The vibrantly colored tribute to the Man of Steel, which is marked by a rough vigorous finish characteristic of graffiti and other street art, contrasts with the more subdued, structured and more refined portraits done by youthful artists from Yayasan Emmanuel.

PER Jakarta spokesperson Afia Ali-Blasco expects the works of the novice artists and their more experienced counterparts to raise an approximately similar amount to the Rp 50 million ($4,204) that was raised at last year’s exhibition. But word of the activities has yet to spread, as they are mostly held in mainstays of Jakarta’s French community that include Koi, Duta Fine Arts Gallery and Galeri 678, as well as a number of private homes.

Tadji stated that the kids’ work are but part of the gratifying experience of participating in PER’S exhibitions and workshops.

“Art can provide the children with a voice, due to its universal nature. It can also give them a purpose in life, give them hope and prove to society at large that they are not merely street kids with no future,” he said. “Their circumstances enable them to be more versatile and creative, as they can make art from scrap materials and recycled goods.”

For Tadji, the experience of participating in the workshop was equally enlightening.

“Aside from teaching the kids some of my skills, the workshop also allows me to work side by side with artists from Indonesian art centers like Bali, Bandung, and Jakarta,” he said. “The creative giving and taking that I get from them is just as useful for me as working with the street kids.”

Expanding horizons

Tadji’s work with PER also enabled him to broaden his own horizons, along with those of his fellow artists.

“The works at PER’s exhibitions managed to raise interest from donors who hail from European countries like Spain and the Netherlands, though the majority of its donors are still French,” he explained. “Since then, PER also helped raise the profile of my work and that of my fellow artists, as well as the art of some street kids since I participated in their exhibitions.”

Since then, Tadji has exhibited his works at French cities like Paris and Marseilles and is set to reprise his success at the City of Lights.

“I’m set to return to Paris next January, where my work will be exhibited at the offices of the Total oil company. I’ll also be set to hold a joint exhibition in Yogyakarta, which is much closer to my hometown Wonogiri in Central Java,” he said.

Sculptor Nita Nursita said that Tadji’s success overseas is due to more than his talent as an artist.

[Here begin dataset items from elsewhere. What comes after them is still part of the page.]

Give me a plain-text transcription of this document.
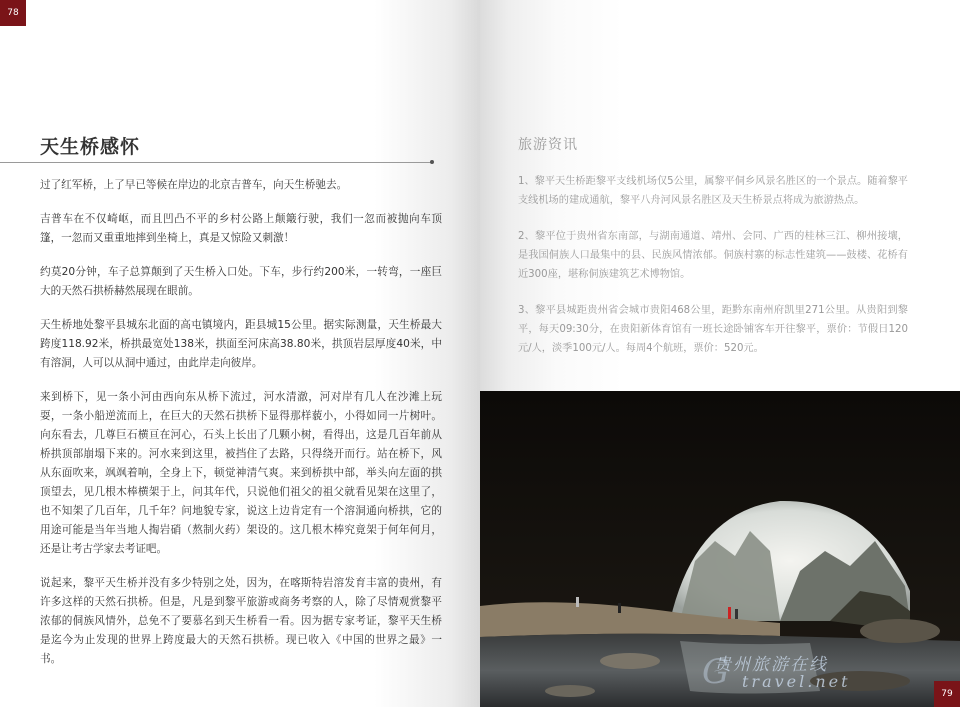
78
天生桥感怀

过了红军桥，上了早已等候在岸边的北京吉普车，向天生桥驰去。

吉普车在不仅崎岖，而且凹凸不平的乡村公路上颠簸行驶，我们一忽而被抛向车顶篷，一忽而又重重地摔到坐椅上，真是又惊险又刺激！

约莫20分钟，车子总算颠到了天生桥入口处。下车，步行约200米，一转弯，一座巨大的天然石拱桥赫然展现在眼前。

天生桥地处黎平县城东北面的高屯镇境内，距县城15公里。据实际测量，天生桥最大跨度118.92米，桥拱最宽处138米，拱面至河床高38.80米，拱顶岩层厚度40米，中有溶洞，人可以从洞中通过，由此岸走向彼岸。

来到桥下，见一条小河由西向东从桥下流过，河水清澈，河对岸有几人在沙滩上玩耍，一条小船逆流而上，在巨大的天然石拱桥下显得那样藐小，小得如同一片树叶。向东看去，几尊巨石横亘在河心，石头上长出了几颗小树，看得出，这是几百年前从桥拱顶部崩塌下来的。河水来到这里，被挡住了去路，只得绕开而行。站在桥下，风从东面吹来，飒飒着响，全身上下，顿觉神清气爽。来到桥拱中部，举头向左面的拱顶望去，见几根木棒横架于上，问其年代，只说他们祖父的祖父就看见架在这里了，也不知架了几百年，几千年？问地貌专家，说这上边肯定有一个溶洞通向桥拱，它的用途可能是当年当地人掏岩硝（熬制火药）架设的。这几根木棒究竟架于何年何月，还是让考古学家去考证吧。

说起来，黎平天生桥并没有多少特别之处，因为，在喀斯特岩溶发育丰富的贵州，有许多这样的天然石拱桥。但是，凡是到黎平旅游或商务考察的人，除了尽情观赏黎平浓郁的侗族风情外，总免不了要慕名到天生桥看一看。因为据专家考证，黎平天生桥是迄今为止发现的世界上跨度最大的天然石拱桥。现已收入《中国的世界之最》一书。

旅游资讯

1、黎平天生桥距黎平支线机场仅5公里，属黎平侗乡风景名胜区的一个景点。随着黎平支线机场的建成通航，黎平八舟河风景名胜区及天生桥景点将成为旅游热点。

2、黎平位于贵州省东南部，与湖南通道、靖州、会同、广西的桂林三江、柳州接壤，是我国侗族人口最集中的县、民族风情浓郁。侗族村寨的标志性建筑——鼓楼、花桥有近300座，堪称侗族建筑艺术博物馆。

3、黎平县城距贵州省会城市贵阳468公里，距黔东南州府凯里271公里。从贵阳到黎平，每天09:30分，在贵阳新体育馆有一班长途卧铺客车开往黎平，票价：节假日120元/人，淡季100元/人。每周4个航班，票价：520元。

G
贵州旅游在线
travel.net
79
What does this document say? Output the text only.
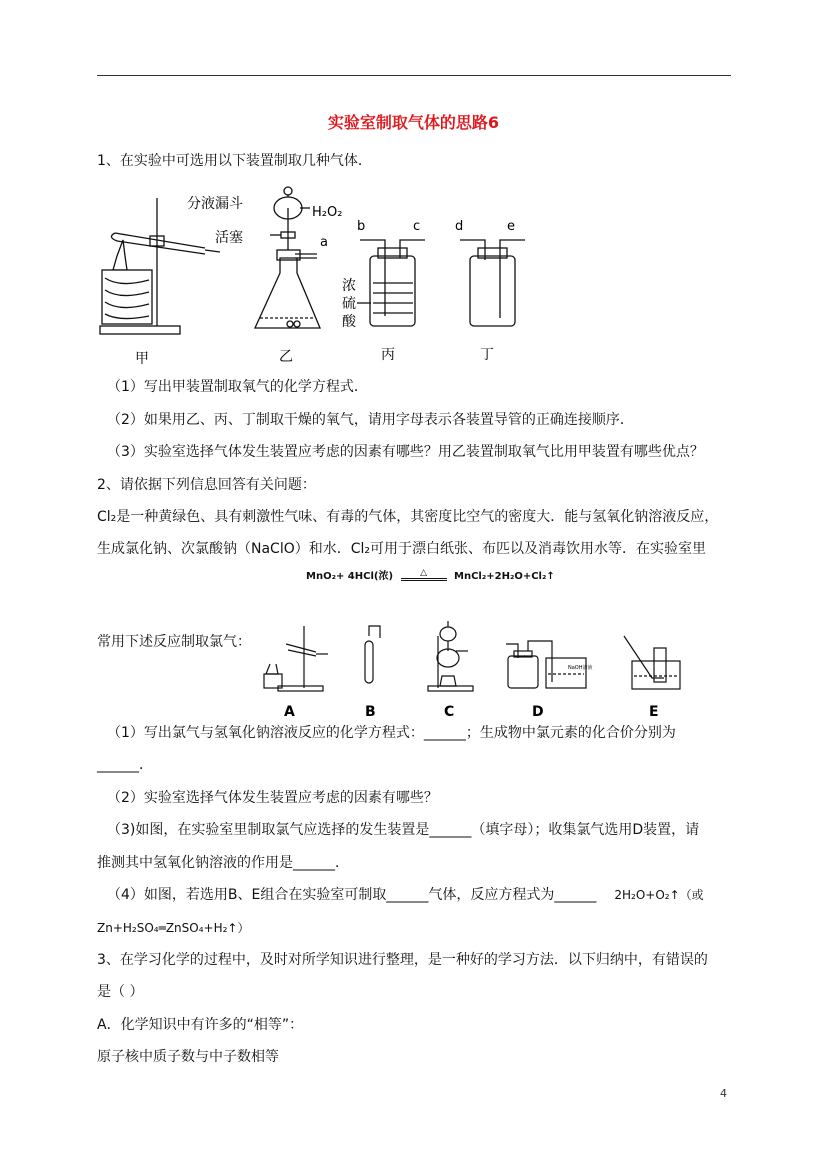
实验室制取气体的思路6
1、在实验中可选用以下装置制取几种气体．
分液漏斗
H₂O₂
活塞	a
b	c	d	e
浓
硫
酸
甲	乙	丙	丁
（1）写出甲装置制取氧气的化学方程式．
（2）如果用乙、丙、丁制取干燥的氧气，请用字母表示各装置导管的正确连接顺序．
（3）实验室选择气体发生装置应考虑的因素有哪些？用乙装置制取氧气比用甲装置有哪些优点？
2、请依据下列信息回答有关问题：
Cl₂是一种黄绿色、具有刺激性气味、有毒的气体，其密度比空气的密度大．能与氢氧化钠溶液反应，
生成氯化钠、次氯酸钠（NaClO）和水．Cl₂可用于漂白纸张、布匹以及消毒饮用水等．在实验室里
MnO₂+ 4HCl(浓)	△	MnCl₂+2H₂O+Cl₂↑
常用下述反应制取氯气：
NaOH溶液
A	B	C	D	E
（1）写出氯气与氢氧化钠溶液反应的化学方程式：______；生成物中氯元素的化合价分别为
______．
（2）实验室选择气体发生装置应考虑的因素有哪些？
（3)如图，在实验室里制取氯气应选择的发生装置是______（填字母）；收集氯气选用D装置，请
推测其中氢氧化钠溶液的作用是______．
（4）如图，若选用B、E组合在实验室可制取______气体，反应方程式为______ 2H₂O+O₂↑（或
Zn+H₂SO₄═ZnSO₄+H₂↑）
3、在学习化学的过程中，及时对所学知识进行整理，是一种好的学习方法．以下归纳中，有错误的
是（ ）
A．化学知识中有许多的“相等”：
原子核中质子数与中子数相等
4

“Unlike most artists, Tadji is wholly dedicated not just to his work, but to the success of the exhibition as well,” she said. “He’s thorough in providing the background behind his work and is selfless in helping out with the exhibition.”

“He’s not as erratic as some artists are known to be, and he doesn’t require much prodding to get his work done,” Nita added. “If anything, he’s earned his place to exhibit his art, unlike too many artists who seem to be merely freeloading in an exhibition.”